Pronto comenzó a sentirse mareada. Sus sentidos se agudizaron. Podía percibir el aguijonazo del incienso, el humo de las velas, que formaba figuras inauditas, como los bajorrelieves en las catedrales antiguas. Algo palpitaba feroz dentro de ella, algo como un núcleo de piedra, como un volcán, como un mar en ebullición.

Lupe escuchaba sus propios gemidos y su respiración alterada. Acto seguido, el volcán hizo erupción.

La habitación de Lupe ya no era la habitación de Lupe. Era un salón, una habitación en medio del Infierno. Había cosas sin ojos que la observaban, y cosas húmedas y rojas en las paredes, y alfombras de piel que emitían risas burlonas.

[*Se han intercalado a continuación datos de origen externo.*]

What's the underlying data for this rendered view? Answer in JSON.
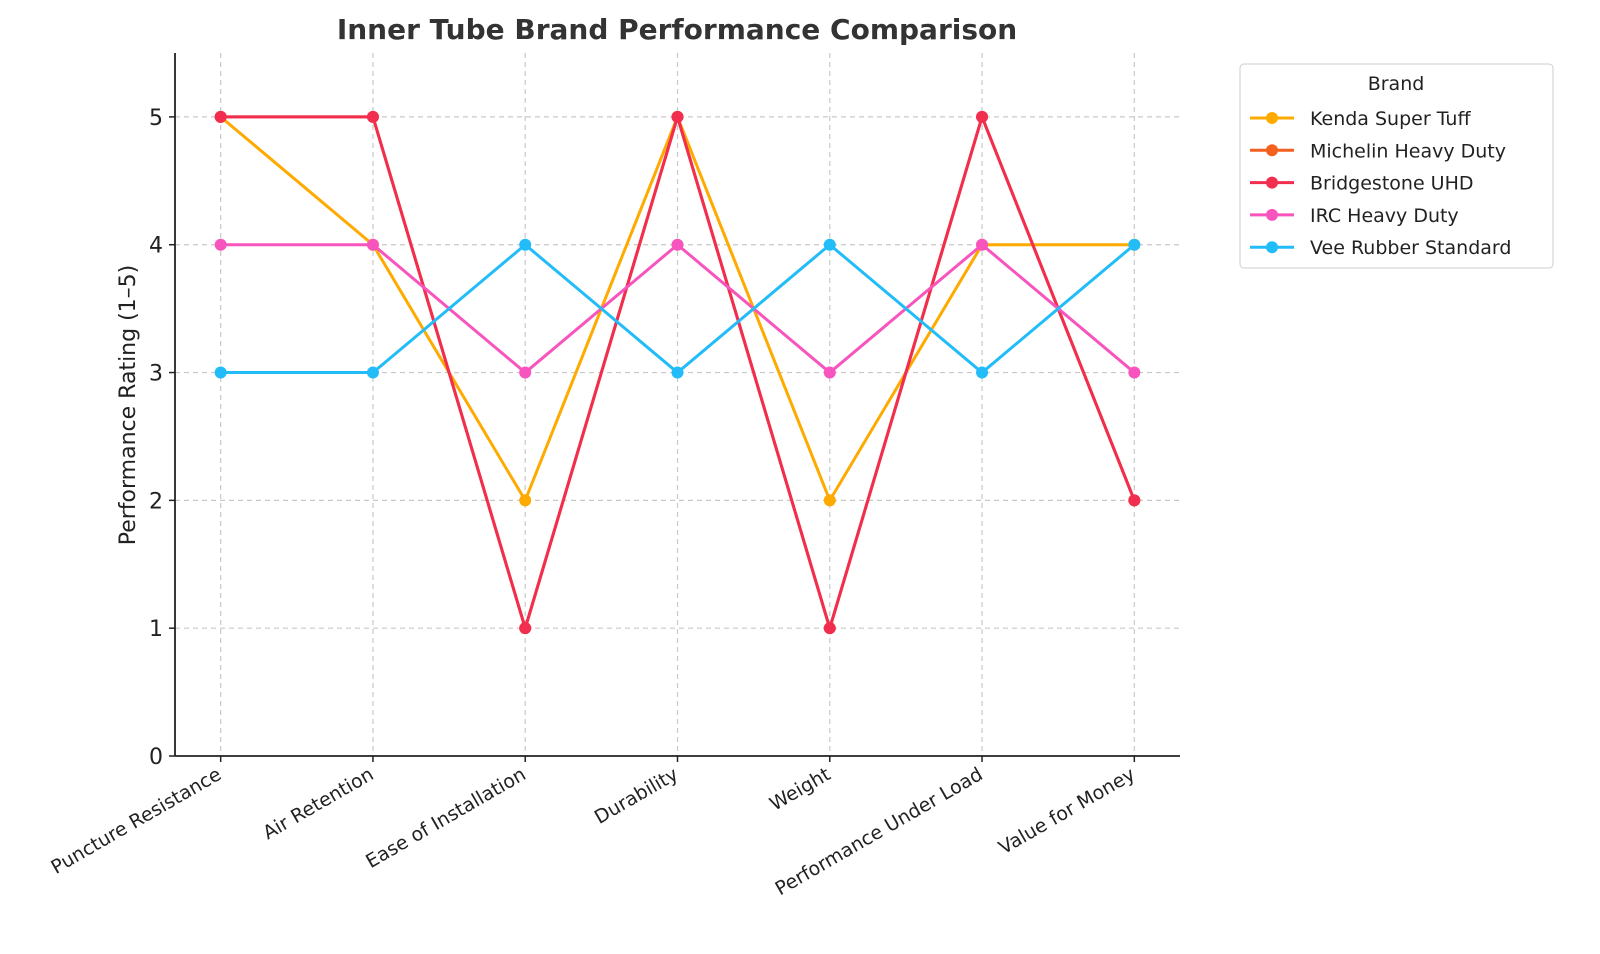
{
  "chart_data": {
    "type": "line",
    "title": "Inner Tube Brand Performance Comparison",
    "xlabel": "",
    "ylabel": "Performance Rating (1–5)",
    "ylim": [
      0,
      5.5
    ],
    "yticks": [
      0,
      1,
      2,
      3,
      4,
      5
    ],
    "grid": true,
    "legend_title": "Brand",
    "legend_placement": "outside-top-right",
    "categories": [
      "Puncture Resistance",
      "Air Retention",
      "Ease of Installation",
      "Durability",
      "Weight",
      "Performance Under Load",
      "Value for Money"
    ],
    "series": [
      {
        "name": "Kenda Super Tuff",
        "color": "#FFAA00",
        "values": [
          5,
          4,
          2,
          5,
          2,
          4,
          4
        ]
      },
      {
        "name": "Michelin Heavy Duty",
        "color": "#F4601E",
        "values": [
          5,
          5,
          1,
          5,
          1,
          5,
          2
        ]
      },
      {
        "name": "Bridgestone UHD",
        "color": "#F22E50",
        "values": [
          5,
          5,
          1,
          5,
          1,
          5,
          2
        ]
      },
      {
        "name": "IRC Heavy Duty",
        "color": "#F755BD",
        "values": [
          4,
          4,
          3,
          4,
          3,
          4,
          3
        ]
      },
      {
        "name": "Vee Rubber Standard",
        "color": "#22BDF8",
        "values": [
          3,
          3,
          4,
          3,
          4,
          3,
          4
        ]
      }
    ]
  }
}
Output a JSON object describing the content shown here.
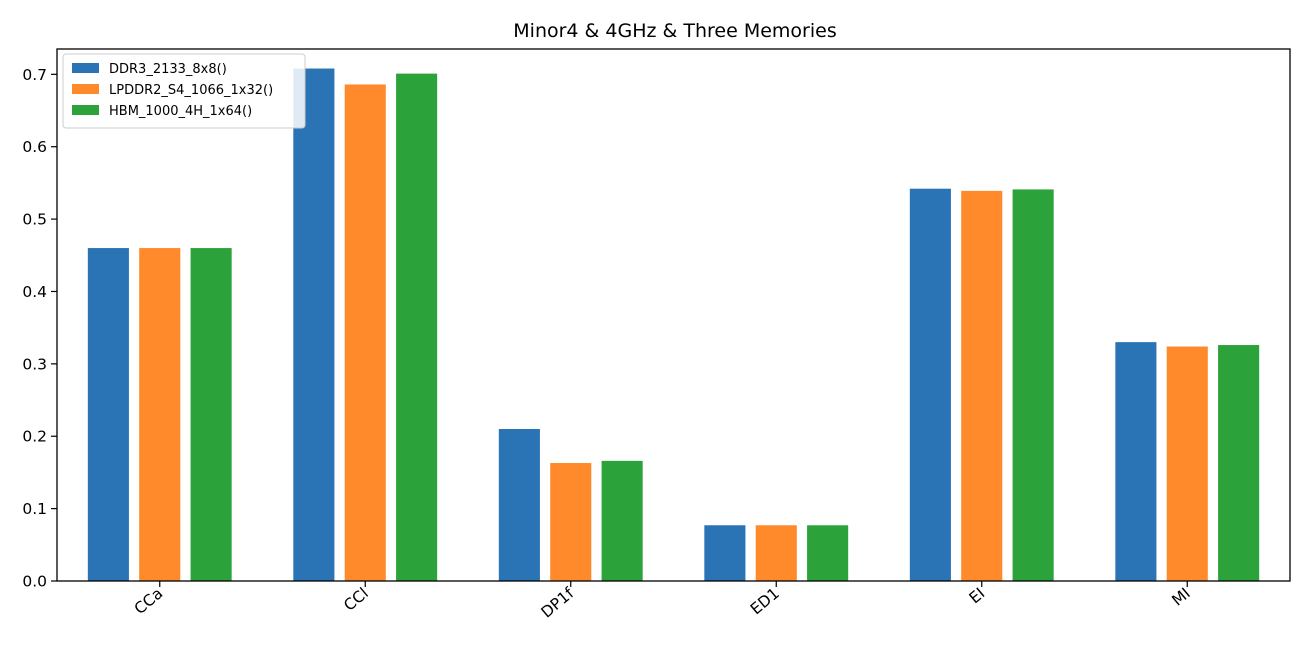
{
  "chart_data": {
    "type": "bar",
    "title": "Minor4 & 4GHz & Three Memories",
    "xlabel": "",
    "ylabel": "",
    "categories": [
      "CCa",
      "CCl",
      "DP1f",
      "ED1",
      "EI",
      "MI"
    ],
    "series": [
      {
        "name": "DDR3_2133_8x8()",
        "color": "#2a73b4",
        "values": [
          0.46,
          0.708,
          0.21,
          0.077,
          0.542,
          0.33
        ]
      },
      {
        "name": "LPDDR2_S4_1066_1x32()",
        "color": "#ff8a2b",
        "values": [
          0.46,
          0.686,
          0.163,
          0.077,
          0.539,
          0.324
        ]
      },
      {
        "name": "HBM_1000_4H_1x64()",
        "color": "#2ca33a",
        "values": [
          0.46,
          0.701,
          0.166,
          0.077,
          0.541,
          0.326
        ]
      }
    ],
    "ylim": [
      0,
      0.735
    ],
    "yticks": [
      0.0,
      0.1,
      0.2,
      0.3,
      0.4,
      0.5,
      0.6,
      0.7
    ],
    "ytick_labels": [
      "0.0",
      "0.1",
      "0.2",
      "0.3",
      "0.4",
      "0.5",
      "0.6",
      "0.7"
    ],
    "grid": false,
    "legend_position": "top-left",
    "xtick_rotation": -40
  }
}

Lupe yacía sobre una plancha de hueso. Una figura inhumana se había colocado encima de ella. Parecía una mujer, y, al mismo tiempo, no se parecía a ninguna mujer. Sus ojos eran completamente negros, sin pupilas o globos oculares discernibles. Era como mirar directamente al abismo y que éste te devolviera la mirada. Era como mirar directamente al vacío y darse cuenta que el vacío tenía forma humana. En el mundo humano no podía haber nada tan negro, imposible. La textura de su piel era parecida a la sangre coagulada, y algunos huesos afilados asomaban de su cabeza escamada, sus brazos y su espalda.

Aquel rostro hermoso y terrible abrió una boca inundada de aftas. Lo que parecían millones de pequeñas dagas se cerraron sobre el cuello de Lupe. Era el beso más doloroso y placentero que Lupe hubiera conocido. Podía sentir la lengua de aquella criatura jugando con su carne, sus garras al cerrarse sobre sus delgadas muñecas, su sexo buscando el de ella, abriéndose paso como una fiera sobre su presa. Sus alas membranosas la envolvieron en un abrazo siniestro, apartando de sus ojos toda luz. Saboreó su carne—carbón, saliva y malicia. Su aroma a sudor y fruta podrida.

El orgasmo de Lupe era enorme y oscuro, el grito vertical de una boca muda, un barco hundido en lo más profundo de un mar negro. Ganchos aguzados desgarraban su interior, y pequeños objetos frágiles, como crustáceos de vidrio, rompieron las paredes de su carne interior.

Un suspiro semejante al de un alma torturada o un tranvía desbordado, surgió de la garganta ensangrentada de Lupe. Lupe abrió los ojos, y después, los cerró.